Marcel Degner ve tanık vekili
Bugünkü duruşma yine kısa sürdü. Tek tanık Blood and Honour Thüringen’in eski şefi Marcel Degner’di. Yine, çok sayıda muhbir yöneticisinin doğrulamış olduğu gibi Degner de Anayasayı Koruma Dairesi muhbiri miydi sorusu hakkında konuşuldu. Degner bunu sonuna kadar inkar etmişti (bkz. 29.06.2016 tarihli blog).
Degner bugün, muhbir faaliyetleriyle ilgili şu ana kadar vermiş olduğu ifadeleri “tekrar gözden geçirmek” istediğini ve bu soruyla ilgili bilgi vermeyi reddettiğini belirtti. Ve bunu gerçekten uyguladı da. Kendisine defalarca ya sadece şu ana kadarki ifadelerini içeriksel olarak düzeltebileceği, yani içeriklsel bir ifade verebileceği (örneğin: “aslında muhbirdim”) ya da alternatif olarak ifade vermeyi reddedebileceği, ama ikisini birden yapamayacağı söylendiği halde…Tanık vekili de belirtilenlere rağmen stratejisinde hiçbir değişikliğe gitmedi. Bu da savunmanın tanık vekilinin daha becerikli bir meslektaşıyla değiştirilmesi için dilekçe vermesine neden oldu. Federal Savcılık da bu dilekçeye katıldı.

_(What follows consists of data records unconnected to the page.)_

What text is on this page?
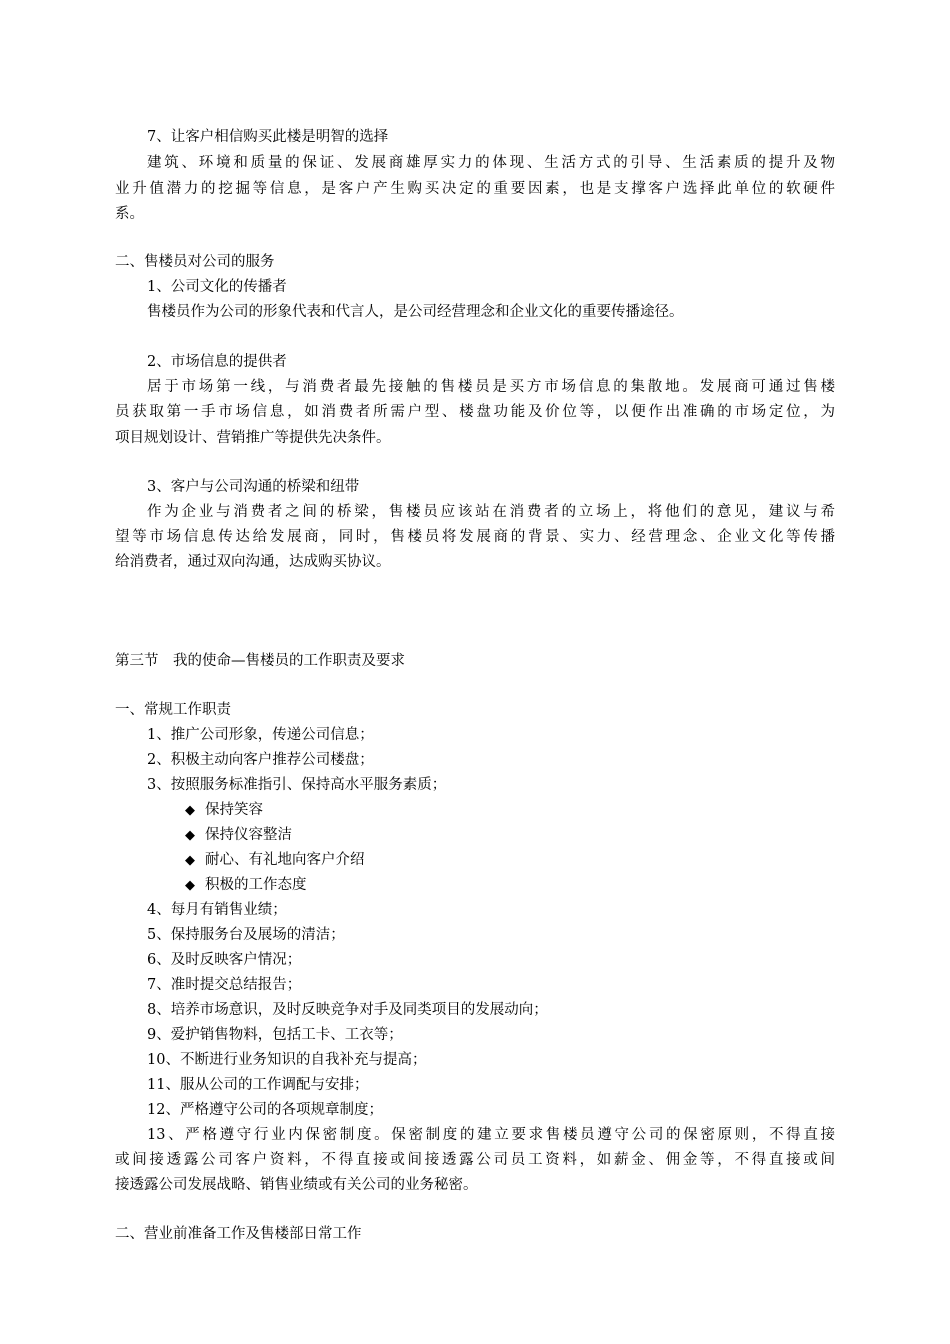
7、让客户相信购买此楼是明智的选择
建筑、环境和质量的保证、发展商雄厚实力的体现、生活方式的引导、生活素质的提升及物
业升值潜力的挖掘等信息，是客户产生购买决定的重要因素，也是支撑客户选择此单位的软硬件
系。
二、售楼员对公司的服务
1、公司文化的传播者
售楼员作为公司的形象代表和代言人，是公司经营理念和企业文化的重要传播途径。
2、市场信息的提供者
居于市场第一线，与消费者最先接触的售楼员是买方市场信息的集散地。发展商可通过售楼
员获取第一手市场信息，如消费者所需户型、楼盘功能及价位等，以便作出准确的市场定位，为
项目规划设计、营销推广等提供先决条件。
3、客户与公司沟通的桥梁和纽带
作为企业与消费者之间的桥梁，售楼员应该站在消费者的立场上，将他们的意见，建议与希
望等市场信息传达给发展商，同时，售楼员将发展商的背景、实力、经营理念、企业文化等传播
给消费者，通过双向沟通，达成购买协议。
第三节　我的使命—售楼员的工作职责及要求
一、常规工作职责
1、推广公司形象，传递公司信息；
2、积极主动向客户推荐公司楼盘；
3、按照服务标准指引、保持高水平服务素质；
◆ 保持笑容
◆ 保持仪容整洁
◆ 耐心、有礼地向客户介绍
◆ 积极的工作态度
4、每月有销售业绩；
5、保持服务台及展场的清洁；
6、及时反映客户情况；
7、准时提交总结报告；
8、培养市场意识，及时反映竞争对手及同类项目的发展动向；
9、爱护销售物料，包括工卡、工衣等；
10、不断进行业务知识的自我补充与提高；
11、服从公司的工作调配与安排；
12、严格遵守公司的各项规章制度；
13、严格遵守行业内保密制度。保密制度的建立要求售楼员遵守公司的保密原则，不得直接
或间接透露公司客户资料，不得直接或间接透露公司员工资料，如薪金、佣金等，不得直接或间
接透露公司发展战略、销售业绩或有关公司的业务秘密。
二、营业前准备工作及售楼部日常工作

Bu durumdan dolayı Degner bugünlük evine yollandı, bir kez daha çağrılacak ve yine bir tanık vekiliyle geşecek. Bugünkü vekiliyle mi yoksa bir başkasıyla mı gelecek göreceğiz.
Federal Başsavcılığın Degner’in şu ana kadarki ifadelerinde belirtilen tüm sorularla yönelik ifade vermeyi reddedebileceği, çünkü yalan ifade de vermiş olabileceği görüşünde olması dikkat çekiciydi. Böylesi bir hukuk anlayışı, bu davadaki her türlü aydınlatma çabasını zorlaştırmaya devam eder.
Müdahil davacılar Ralf Wohlleben’in ırkçı ve yabancı düşmanı görüşleriyle ilgili bir delil tespiti dilekçesi daha verdiler. Dilekçe bu sefer Wohlleben’in bilgisayarında bulunan ve aralarında Türkler, siyahlar ve Yahudilerin de olduğu gruplara karşı insan onurunu hiçe sayan içeriklerin bulunduğu çeşitli belgeler ve çok sayıda sağcı rock albümüyle ilgiliydi.